- Si un sistema parlamentario fuera “amarrado” entre los partidos mayoritarios que actualmente controlan el Legislativo, el país se vería peligrosamente pasando de un caudillismo de hecho a uno de derecho, pervirtiendo la naturaleza democrática del sistema que se impulsa. Aunque el Estado exige modernizarse, los pasos en esa dirección deben ser meditados para evitar que fracasen las reformas institucionales que la situación política del país exige
Luis Felipe Palacios [email protected]
El analista político Carlos Tünnermann opinó que la propuesta del opositor Frente Sandinista (FSLN) de reformar la Constitución para establecer en Nicaragua un sistema parlamentario en vez de un sistema presidencialista, es “preocupante”, porque además de confrontar las reformas que prepara el Ejecutivo para la reorganización de los Poderes del Estado, intenta institucionalizar los llamados “De Cara al Pueblo”.
Argumentó que es “preocupante, porque para que Nicaragua pase de un sistema presidencialista a un sistema parlamentario se requiere no una simple reforma parcial de la Constitución, sino una Constituyente”. “Y actualmente los Poderes del Estado, si bien deben coordinarse armónicamente, son independientes entre sí, cosa que no sucede en el sistema parlamentario, donde el Ejecutivo depende del Parlamento”, añadió.
Asimismo, Tünnermann observó que la propuesta de establecer como contraparte del Parlamento un “Congreso Popular”, no es muy clara: “Más bien pareciera ser el envoltorio populista de la propuesta de parlamentarismo, algo así como la institucionalización de los “De Cara al Pueblo” de la década de los 80”, anotó.
Indicó, además, que el país no ha alcanzado aún el nivel de madurez democrática como para intentar establecer un sistema parlamentario como el que existe en países europeos.
LLAMAN A NO DESCARTAR
Mientras, el ideólogo sandinista Aldo Díaz Lacayo instó a las principales fuerzas políticas del país y al Ejecutivo mismo, a no descartar la propuesta del FSLN de reformar la Constitución para establecer un sistema parlamentario.
“El parlamentarismo es un reto que vale la pena estudiar, y si estamos obligados por las circunstancias a modificaciones estructurales de las instituciones para ponerlas a tono con los cambios internacionales, convendría echarle un vistazo a la propuesta y por lo menos estudiarla y analizarla objetivamente”, razonó.
Observó que Nicaragua vive una crisis institucional estructural y no porque el PLC, el FSLN o la facción bolañista del gobierno no se pongan de acuerdo, sino que la crisis institucional obedece a los cambios radicales en el mundo.
Añadió que el parlamentarismo tiene virtudes, como el hacer más participativas las opiniones del ciudadano: “En el presidencialismo, el ciudadano delega la representación en el diputado, y en el parlamentarismo no sólo la delega, sino que se convierte en partícipe”.

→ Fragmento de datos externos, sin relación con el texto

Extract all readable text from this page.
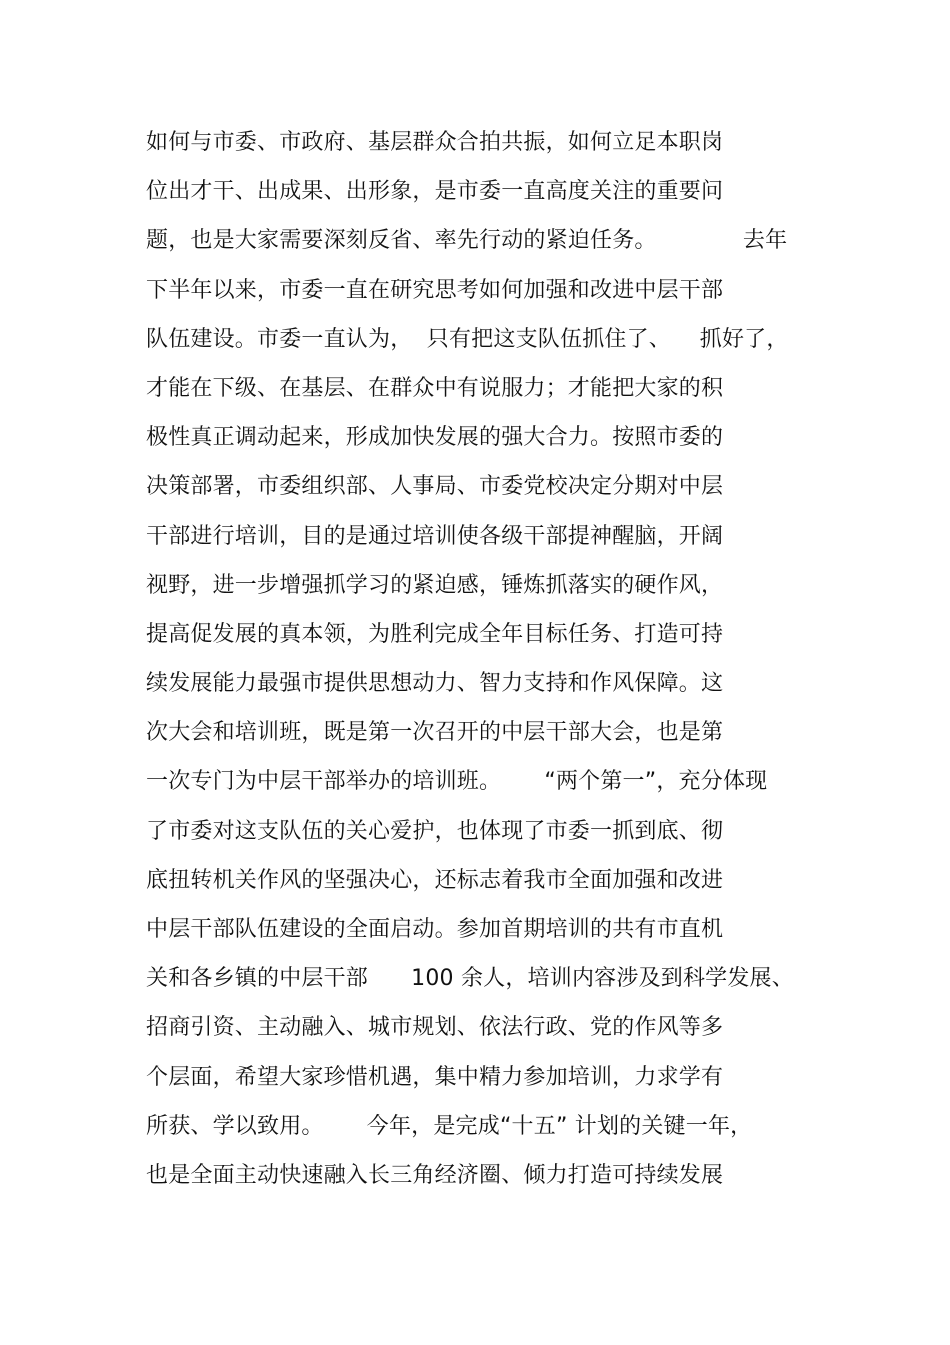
如何与市委、市政府、基层群众合拍共振，如何立足本职岗
位出才干、出成果、出形象，是市委一直高度关注的重要问
题，也是大家需要深刻反省、率先行动的紧迫任务。            去年
下半年以来，市委一直在研究思考如何加强和改进中层干部
队伍建设。市委一直认为，  只有把这支队伍抓住了、    抓好了，
才能在下级、在基层、在群众中有说服力；才能把大家的积
极性真正调动起来，形成加快发展的强大合力。按照市委的
决策部署，市委组织部、人事局、市委党校决定分期对中层
干部进行培训，目的是通过培训使各级干部提神醒脑，开阔
视野，进一步增强抓学习的紧迫感，锤炼抓落实的硬作风，
提高促发展的真本领，为胜利完成全年目标任务、打造可持
续发展能力最强市提供思想动力、智力支持和作风保障。这
次大会和培训班，既是第一次召开的中层干部大会，也是第
一次专门为中层干部举办的培训班。      “两个第一”，充分体现
了市委对这支队伍的关心爱护，也体现了市委一抓到底、彻
底扭转机关作风的坚强决心，还标志着我市全面加强和改进
中层干部队伍建设的全面启动。参加首期培训的共有市直机
关和各乡镇的中层干部      100 余人，培训内容涉及到科学发展、
招商引资、主动融入、城市规划、依法行政、党的作风等多
个层面，希望大家珍惜机遇，集中精力参加培训，力求学有
所获、学以致用。      今年，是完成“十五” 计划的关键一年，
也是全面主动快速融入长三角经济圈、倾力打造可持续发展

ANALISTAS DESCARTAN OTRO SISTEMA
La propuesta de establecer un sistema parlamentarista en Nicaragua generó diversas opiniones entre analistas y expertos.
Carlos Tünnerman, analista político
“Quizás sea mejor perfeccionar el actual sistema presidencialista, que tiene tantas fallas, antes de lanzarnos a la aventura de un régimen parlamentario”.
Alejandro Serrano, analista político
“Si lo que se pretende es quitar poderes al Ejecutivo, en el caso actual, el presidente no tiene el control del Parlamento, sino que éste radica en las dos fuerzas mayoritarias, así que no tiene razón de ser, si ese es el objetivo”.
Lenadro Marín Abaunza, secretario de la Presidencia
“Ir a un sistema de reforma constitucional total proponiendo un sistema o régimen parlamentario, creo que eso sería un fracaso dentro de la idiosincrasia de la América Latina”.
Asunción Moreno, especialista en
Derecho Constitucional
“Creo que Nicaragua no está preparada, sin embargo es el momento en que hay que plantearse cambios, es momento de modernizar el Estado”.